The Oracle Retail Predictive Application Server (commonly referred to as RPAS) is a configurable software platform for developing forecasting and planning applications, following a Client/Server OLAP model. The RPAS platform provides capabilities such as a multidimensional database structure (it follows the MOLAP model but has some ROLAP capabilities), batch and online processing, a configurable slice-and-dice user interface, a sophisticated configurable calculation engine, user security and utility functions such as importing and exporting.

RPAS is the foundation for a significant number of applications that are part of the Oracle Retail solution footprint, such as Oracle Retail Demand Forecasting, Oracle Merchandise Financial Planning, Oracle Assortment Planning, Oracle Item Planning, Oracle Size Profile Optimization, Oracle Replenishment Optimization and Oracle Advanced Inventory Planning. The latest version is Version 16 released in December 2016, and supports deployment of planning applications on-premise or Software as a service over the internet.
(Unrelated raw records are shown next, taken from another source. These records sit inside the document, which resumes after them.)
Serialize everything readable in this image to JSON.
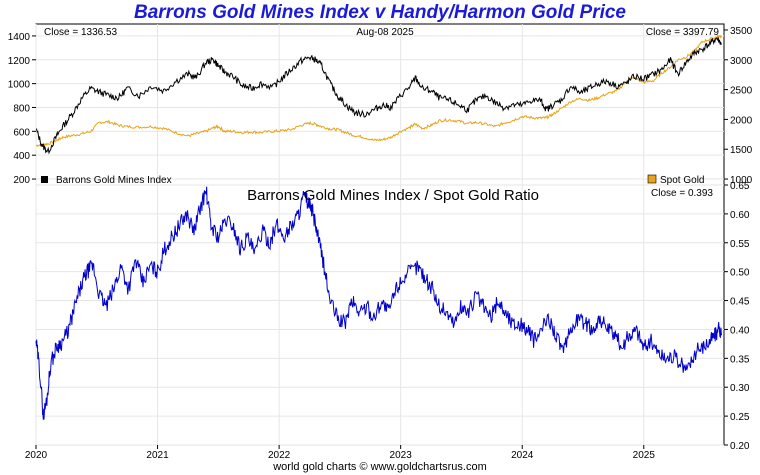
{
  "page": {
    "title": "Barrons Gold Mines Index v Handy/Harmon Gold Price",
    "footer": "world gold charts © www.goldchartsrus.com"
  },
  "colors": {
    "gold_index": "#000000",
    "spot_gold": "#e8a317",
    "ratio": "#0000cc",
    "grid": "#e6e6e6",
    "title": "#1a1adb"
  },
  "chart_data": [
    {
      "type": "line",
      "panel": "top",
      "date_label": "Aug-08  2025",
      "left_close": "Close = 1336.53",
      "right_close": "Close = 3397.79",
      "legend_left": "Barrons Gold Mines Index",
      "legend_right": "Spot Gold",
      "left_axis": {
        "min": 150,
        "max": 1500,
        "ticks": [
          200,
          400,
          600,
          800,
          1000,
          1200,
          1400
        ]
      },
      "right_axis": {
        "min": 900,
        "max": 3600,
        "ticks": [
          1000,
          1500,
          2000,
          2500,
          3000,
          3500
        ]
      },
      "series": [
        {
          "name": "Barrons Gold Mines Index",
          "axis": "left",
          "x": [
            2020.0,
            2020.05,
            2020.1,
            2020.17,
            2020.22,
            2020.3,
            2020.38,
            2020.45,
            2020.52,
            2020.6,
            2020.68,
            2020.75,
            2020.85,
            2020.95,
            2021.05,
            2021.15,
            2021.25,
            2021.32,
            2021.4,
            2021.46,
            2021.5,
            2021.55,
            2021.62,
            2021.7,
            2021.78,
            2021.85,
            2021.95,
            2022.02,
            2022.1,
            2022.18,
            2022.25,
            2022.3,
            2022.35,
            2022.42,
            2022.48,
            2022.55,
            2022.62,
            2022.7,
            2022.78,
            2022.85,
            2022.92,
            2023.0,
            2023.08,
            2023.12,
            2023.18,
            2023.25,
            2023.32,
            2023.4,
            2023.48,
            2023.55,
            2023.62,
            2023.7,
            2023.78,
            2023.85,
            2023.92,
            2024.0,
            2024.08,
            2024.15,
            2024.2,
            2024.25,
            2024.32,
            2024.4,
            2024.48,
            2024.55,
            2024.62,
            2024.7,
            2024.78,
            2024.85,
            2024.92,
            2025.0,
            2025.08,
            2025.15,
            2025.22,
            2025.28,
            2025.35,
            2025.42,
            2025.48,
            2025.55,
            2025.6,
            2025.64
          ],
          "y": [
            620,
            480,
            430,
            560,
            640,
            750,
            880,
            960,
            930,
            900,
            880,
            960,
            900,
            980,
            940,
            1020,
            1080,
            1050,
            1180,
            1200,
            1150,
            1100,
            1060,
            980,
            960,
            1000,
            970,
            1040,
            1120,
            1190,
            1220,
            1200,
            1150,
            1000,
            900,
            820,
            760,
            740,
            780,
            820,
            800,
            900,
            980,
            1050,
            960,
            940,
            880,
            860,
            820,
            780,
            860,
            900,
            840,
            800,
            820,
            820,
            860,
            860,
            780,
            820,
            860,
            980,
            920,
            960,
            1000,
            1020,
            980,
            1000,
            1060,
            1040,
            1080,
            1120,
            1200,
            1080,
            1180,
            1260,
            1290,
            1340,
            1380,
            1336.53
          ]
        },
        {
          "name": "Spot Gold",
          "axis": "right",
          "x": [
            2020.0,
            2020.05,
            2020.1,
            2020.17,
            2020.22,
            2020.3,
            2020.38,
            2020.45,
            2020.52,
            2020.6,
            2020.68,
            2020.75,
            2020.85,
            2020.95,
            2021.05,
            2021.15,
            2021.25,
            2021.32,
            2021.4,
            2021.46,
            2021.5,
            2021.55,
            2021.62,
            2021.7,
            2021.78,
            2021.85,
            2021.95,
            2022.02,
            2022.1,
            2022.18,
            2022.25,
            2022.3,
            2022.35,
            2022.42,
            2022.48,
            2022.55,
            2022.62,
            2022.7,
            2022.78,
            2022.85,
            2022.92,
            2023.0,
            2023.08,
            2023.12,
            2023.18,
            2023.25,
            2023.32,
            2023.4,
            2023.48,
            2023.55,
            2023.62,
            2023.7,
            2023.78,
            2023.85,
            2023.92,
            2024.0,
            2024.08,
            2024.15,
            2024.2,
            2024.25,
            2024.32,
            2024.4,
            2024.48,
            2024.55,
            2024.62,
            2024.7,
            2024.78,
            2024.85,
            2024.92,
            2025.0,
            2025.08,
            2025.15,
            2025.22,
            2025.28,
            2025.35,
            2025.42,
            2025.48,
            2025.55,
            2025.6,
            2025.64
          ],
          "y": [
            1560,
            1580,
            1590,
            1650,
            1700,
            1730,
            1760,
            1800,
            1950,
            1960,
            1900,
            1880,
            1870,
            1880,
            1850,
            1780,
            1720,
            1760,
            1800,
            1860,
            1880,
            1800,
            1800,
            1780,
            1790,
            1780,
            1800,
            1810,
            1830,
            1900,
            1940,
            1920,
            1880,
            1840,
            1830,
            1780,
            1730,
            1700,
            1650,
            1660,
            1700,
            1800,
            1870,
            1920,
            1850,
            1900,
            1980,
            1990,
            1970,
            1930,
            1950,
            1920,
            1880,
            1940,
            1980,
            2050,
            2030,
            2020,
            2030,
            2080,
            2180,
            2300,
            2350,
            2320,
            2360,
            2430,
            2480,
            2620,
            2700,
            2620,
            2650,
            2780,
            2880,
            3000,
            3050,
            3150,
            3300,
            3350,
            3380,
            3397.79
          ]
        }
      ]
    },
    {
      "type": "line",
      "panel": "bottom",
      "title": "Barrons Gold Mines Index  /  Spot Gold Ratio",
      "close_label": "Close = 0.393",
      "y_axis": {
        "min": 0.2,
        "max": 0.65,
        "ticks": [
          "0.20",
          "0.25",
          "0.30",
          "0.35",
          "0.40",
          "0.45",
          "0.50",
          "0.55",
          "0.60",
          "0.65"
        ]
      },
      "x_axis": {
        "min": 2020.0,
        "max": 2025.66,
        "ticks": [
          "2020",
          "2021",
          "2022",
          "2023",
          "2024",
          "2025"
        ]
      },
      "series": [
        {
          "name": "Barrons Gold Mines Index / Spot Gold Ratio",
          "x": [
            2020.0,
            2020.03,
            2020.06,
            2020.09,
            2020.12,
            2020.17,
            2020.22,
            2020.27,
            2020.32,
            2020.38,
            2020.42,
            2020.47,
            2020.52,
            2020.58,
            2020.64,
            2020.7,
            2020.76,
            2020.82,
            2020.88,
            2020.94,
            2021.0,
            2021.06,
            2021.12,
            2021.18,
            2021.24,
            2021.3,
            2021.35,
            2021.4,
            2021.44,
            2021.5,
            2021.56,
            2021.62,
            2021.68,
            2021.74,
            2021.8,
            2021.86,
            2021.92,
            2021.98,
            2022.04,
            2022.1,
            2022.16,
            2022.2,
            2022.24,
            2022.28,
            2022.32,
            2022.36,
            2022.42,
            2022.48,
            2022.54,
            2022.6,
            2022.66,
            2022.72,
            2022.78,
            2022.84,
            2022.9,
            2022.96,
            2023.02,
            2023.08,
            2023.14,
            2023.2,
            2023.26,
            2023.32,
            2023.38,
            2023.44,
            2023.5,
            2023.56,
            2023.62,
            2023.68,
            2023.74,
            2023.8,
            2023.86,
            2023.92,
            2023.98,
            2024.04,
            2024.1,
            2024.16,
            2024.22,
            2024.28,
            2024.34,
            2024.4,
            2024.46,
            2024.52,
            2024.58,
            2024.64,
            2024.7,
            2024.76,
            2024.82,
            2024.88,
            2024.94,
            2025.0,
            2025.06,
            2025.12,
            2025.18,
            2025.24,
            2025.3,
            2025.36,
            2025.42,
            2025.48,
            2025.54,
            2025.58,
            2025.62,
            2025.64
          ],
          "y": [
            0.38,
            0.33,
            0.25,
            0.28,
            0.34,
            0.37,
            0.38,
            0.4,
            0.44,
            0.48,
            0.5,
            0.51,
            0.46,
            0.44,
            0.47,
            0.51,
            0.47,
            0.52,
            0.48,
            0.51,
            0.5,
            0.54,
            0.56,
            0.58,
            0.6,
            0.57,
            0.61,
            0.64,
            0.58,
            0.56,
            0.59,
            0.58,
            0.54,
            0.56,
            0.53,
            0.57,
            0.55,
            0.58,
            0.56,
            0.58,
            0.6,
            0.63,
            0.62,
            0.6,
            0.56,
            0.52,
            0.45,
            0.42,
            0.41,
            0.45,
            0.43,
            0.44,
            0.42,
            0.45,
            0.43,
            0.47,
            0.49,
            0.5,
            0.51,
            0.49,
            0.47,
            0.44,
            0.43,
            0.41,
            0.44,
            0.43,
            0.46,
            0.44,
            0.42,
            0.45,
            0.43,
            0.41,
            0.41,
            0.4,
            0.38,
            0.4,
            0.42,
            0.39,
            0.36,
            0.4,
            0.42,
            0.41,
            0.4,
            0.42,
            0.4,
            0.39,
            0.37,
            0.39,
            0.4,
            0.37,
            0.38,
            0.36,
            0.35,
            0.355,
            0.34,
            0.33,
            0.36,
            0.37,
            0.38,
            0.39,
            0.4,
            0.393
          ]
        }
      ]
    }
  ]
}
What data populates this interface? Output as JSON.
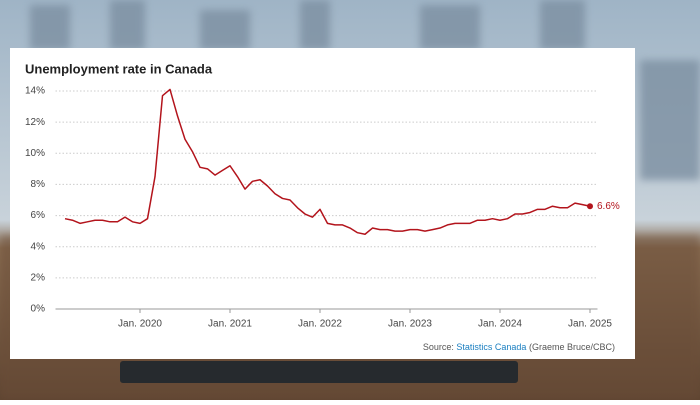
{
  "chart_data": {
    "type": "line",
    "title": "Unemployment rate in Canada",
    "x": [
      "2019-03",
      "2019-04",
      "2019-05",
      "2019-06",
      "2019-07",
      "2019-08",
      "2019-09",
      "2019-10",
      "2019-11",
      "2019-12",
      "2020-01",
      "2020-02",
      "2020-03",
      "2020-04",
      "2020-05",
      "2020-06",
      "2020-07",
      "2020-08",
      "2020-09",
      "2020-10",
      "2020-11",
      "2020-12",
      "2021-01",
      "2021-02",
      "2021-03",
      "2021-04",
      "2021-05",
      "2021-06",
      "2021-07",
      "2021-08",
      "2021-09",
      "2021-10",
      "2021-11",
      "2021-12",
      "2022-01",
      "2022-02",
      "2022-03",
      "2022-04",
      "2022-05",
      "2022-06",
      "2022-07",
      "2022-08",
      "2022-09",
      "2022-10",
      "2022-11",
      "2022-12",
      "2023-01",
      "2023-02",
      "2023-03",
      "2023-04",
      "2023-05",
      "2023-06",
      "2023-07",
      "2023-08",
      "2023-09",
      "2023-10",
      "2023-11",
      "2023-12",
      "2024-01",
      "2024-02",
      "2024-03",
      "2024-04",
      "2024-05",
      "2024-06",
      "2024-07",
      "2024-08",
      "2024-09",
      "2024-10",
      "2024-11",
      "2024-12",
      "2025-01"
    ],
    "series": [
      {
        "name": "Unemployment rate",
        "color": "#b3141c",
        "values": [
          5.8,
          5.7,
          5.5,
          5.6,
          5.7,
          5.7,
          5.6,
          5.6,
          5.9,
          5.6,
          5.5,
          5.8,
          8.5,
          13.7,
          14.1,
          12.4,
          10.9,
          10.1,
          9.1,
          9.0,
          8.6,
          8.9,
          9.2,
          8.5,
          7.7,
          8.2,
          8.3,
          7.9,
          7.4,
          7.1,
          7.0,
          6.5,
          6.1,
          5.9,
          6.4,
          5.5,
          5.4,
          5.4,
          5.2,
          4.9,
          4.8,
          5.2,
          5.1,
          5.1,
          5.0,
          5.0,
          5.1,
          5.1,
          5.0,
          5.1,
          5.2,
          5.4,
          5.5,
          5.5,
          5.5,
          5.7,
          5.7,
          5.8,
          5.7,
          5.8,
          6.1,
          6.1,
          6.2,
          6.4,
          6.4,
          6.6,
          6.5,
          6.5,
          6.8,
          6.7,
          6.6
        ],
        "value_labels": [
          null,
          null,
          null,
          null,
          null,
          null,
          null,
          null,
          null,
          null,
          null,
          null,
          null,
          null,
          null,
          null,
          null,
          null,
          null,
          null,
          null,
          null,
          null,
          null,
          null,
          null,
          null,
          null,
          null,
          null,
          null,
          null,
          null,
          null,
          null,
          null,
          null,
          null,
          null,
          null,
          null,
          null,
          null,
          null,
          null,
          null,
          null,
          null,
          null,
          null,
          null,
          null,
          null,
          null,
          null,
          null,
          null,
          null,
          null,
          null,
          null,
          null,
          null,
          null,
          null,
          null,
          null,
          null,
          null,
          null,
          "6.6%"
        ]
      }
    ],
    "xlim": [
      "2019-02",
      "2025-02"
    ],
    "xticks": [
      {
        "value": "2020-01",
        "label": "Jan. 2020"
      },
      {
        "value": "2021-01",
        "label": "Jan. 2021"
      },
      {
        "value": "2022-01",
        "label": "Jan. 2022"
      },
      {
        "value": "2023-01",
        "label": "Jan. 2023"
      },
      {
        "value": "2024-01",
        "label": "Jan. 2024"
      },
      {
        "value": "2025-01",
        "label": "Jan. 2025"
      }
    ],
    "ylim": [
      0,
      14
    ],
    "yticks": [
      {
        "value": 0,
        "label": "0%"
      },
      {
        "value": 2,
        "label": "2%"
      },
      {
        "value": 4,
        "label": "4%"
      },
      {
        "value": 6,
        "label": "6%"
      },
      {
        "value": 8,
        "label": "8%"
      },
      {
        "value": 10,
        "label": "10%"
      },
      {
        "value": 12,
        "label": "12%"
      },
      {
        "value": 14,
        "label": "14%"
      }
    ],
    "grid": true,
    "source": {
      "prefix": "Source:",
      "link": "Statistics Canada",
      "credit": "(Graeme Bruce/CBC)"
    }
  }
}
RPAS currently offers 2 data persistence options: a proprietary datastore based on Oracle Berkeley DB, or an Oracle RDBMS (which supports real time updates from external systems but reduces the performance of the MOLAP cubes). Originally the persistence layer (and some of the processing) was based on a MOLAP engine called Acumate/Acumen, originally developed by Mars Inc. for in house reporting and analysis; the software was sold by Mars and went through several owners, ultimately being owned by Lucent via an acquisition of a previous owner. Acumate is now no longer generally available or in support from Lucent. (Limited sustaining support for Acumate is available from Oracle to support the few remaining older installations of RPAS that were Acumate based, based on a source code license that was held by the predecessor to Oracle Retail, Retek, with the source code license novated to Oracle for support purposes).